This year, Jake Carpenter, Mikul Wing, and Louis Kha, otherwise known as the Chicago-based trio Autograf, have become one of the the rising groups in EDM. They’ve been living up to their title as one of the “artists taking American dance music to the next level in 2016” as named by Mixmag. From releasing their first EP Future Soup to putting on their first headlining tour Metaphysical Tour, 2016 has been quite the year for the three, and they’re really setting the bar high for electronic music production. But leading up to this point, it seems as though they have gone through a journey to merge their passions of visual and performing arts and establishing a unique, musical experience for their fans. They’ve really come a long way since creating sculptures and remixing songs. Beyond their dreamy sounds and pop art, Autograf have redefined the expectations of being an artist.
At Euphoria Music Festival in Austin, TX, I got a chance to sit with Autograf and talk about their past experiences that helped to culminate their most recent imagery and artistry.
Having an art background, you started Autograf to do art. And now, you seem to combine two different art forms – visual arts and performing arts. At what point did your desires to produce visual art transition over to making music?
Jake: I think music was always there. We were looking more for a venue, a reason to bring people together to look at some art. And that’s how the shows started. They were just like little private parties.
Mikul: In general Autograf was an outlet for all things created by us via music or art. So it was always going hand in hand.
Louis: Basically, I think prior to starting Autograf, we were all doing music more. And I know these guys [Mikul and Jake] wanted to get back into art.
You incorporate live percussion instruments in your music. And I love that you incorporate the [vibraphone], but I have to ask how it first got involved and became a regular part of your music?
Jake: It was Louis’ idea.
Louis: I’ve known these guys now for 5, 6, 7 years. I knew that Jake played the piano and stuff like that. One day, we were having casual conversations, and we were already a year into the project. Jake mentioned off-hand that he played the vibraphone or marimba in high school. And I was like “Are you shittin’ me?” I thought that it was a pretty cool, unique instrument, so pretty much the next day, we went and bought one.
Jake: I hadn’t even thought about it because the vibraphone or marimba are huge heavy instruments. And you know, it’s just not something you could do. But then I looked it up and sure enough, there was an electronic one. So that’s what we did.
When you are on tour and performing live, do you all rotate with who does what for a set or do you have specific roles?
Mikul: For our live show, we all have our individual roles. But when we’re DJing, we kind of switch off.
You guys recently released your debut EP Future Soup. Can you tell us where exactly Future Soup originated from?
Louis: Future Soup was the very first creation we made as a group. Like we said, the group started initially as an art project, and the first thing we made was a sculpture called Future Soup.
Mikul: It was a really tall, 8 feet tall, 5 feet by 5 feet sculpture, weighs about 800 lbs. It was stored in my parents’ garage for a year and a half after we built it.
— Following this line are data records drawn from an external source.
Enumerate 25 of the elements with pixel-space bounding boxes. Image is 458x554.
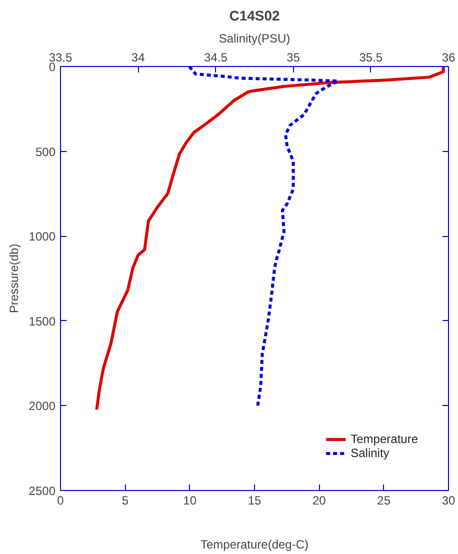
x2-tick-label: 35.5 xyxy=(359,50,383,64)
x-tick-label: 25 xyxy=(377,494,391,508)
x-tick-label: 5 xyxy=(122,494,129,508)
x-tick-label: 20 xyxy=(312,494,326,508)
x-tick-label: 0 xyxy=(57,494,64,508)
y-tick-label: 0 xyxy=(48,60,56,74)
x-tick-label: 10 xyxy=(183,494,197,508)
y-tick-label: 500 xyxy=(35,144,56,159)
x-axis-title: Temperature(deg-C) xyxy=(200,538,309,552)
legend-label: Salinity xyxy=(350,446,390,460)
y-axis-title: Pressure(db) xyxy=(6,244,21,314)
line-series xyxy=(95,66,445,412)
chart-title: C14S02 xyxy=(229,8,280,24)
x2-tick-label: 34 xyxy=(131,50,146,64)
y-tick-label: 1000 xyxy=(28,230,56,244)
legend-label: Temperature xyxy=(350,432,418,446)
x2-tick-label: 36 xyxy=(442,50,456,64)
y-tick-label: 1500 xyxy=(28,314,56,328)
x2-tick-label: 35 xyxy=(286,50,300,64)
x-tick-label: 30 xyxy=(442,494,456,508)
x-tick-label: 15 xyxy=(248,494,262,508)
x2-axis-title: Salinity(PSU) xyxy=(218,32,290,46)
x2-tick-label: 34.5 xyxy=(204,50,228,64)
y-tick-label: 2500 xyxy=(28,484,56,498)
y-tick-label: 2000 xyxy=(28,399,56,414)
Louis: We had this idea to throw a party that was like Boiler Room-meets-art installation party. We transformed the whole stage at the House of Blues into an art installation. It was pop art themed – the concept. Future Soup was the first thing we made, so that kind of stuck with us. The imagery and the whole meaning behind it, all the way 2 years later, up to today when we decided what the EP would be and what the concept for it would be. So it seemed natural for us to go back to the reason why we started in the first place.
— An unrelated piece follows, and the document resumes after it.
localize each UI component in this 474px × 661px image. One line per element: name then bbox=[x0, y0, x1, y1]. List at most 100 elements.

I know you had the Metaphysical tour this year, which you kicked off at Webster Hall in New York. What did you learn from that experience?
Jake: I think from that show, I learned that Four Loko is really, really sticky. I also realized that their green room, isn’t really a green room. It was packed in there, and I just remember being squished in there. But, that’s what made that night memorable — all the sticky Four Loko and the packed green room. It was an awesome night.
Louis: We probably learned that we should protect our gear better. We set up our gear inside, and then went to go out, and when we came back after the massive Four Loko party, our shit had Four Loko all over it. But we plugged it in, and it ended up working. So that being said, our equipment is sitting next to the river right now, and I hope it’s okay.
Before you became Autograf, did you attend festivals when you were younger?
Jake: I never went to any festivals… ever.
Louis: I was the same way. I grew up in Virginia where there aren’t really any festivals. Whereas Mikul…
Mikul: I grew up in Chicago. I went to Lollapalooza, I used to hop the fence. I got to see Daft Punk there.
So now that you’re on the other end of it, how does it feel?
Mikul: It’s really cool. If I could inspire people the way Daft Punk inspired me, that’d be amazing.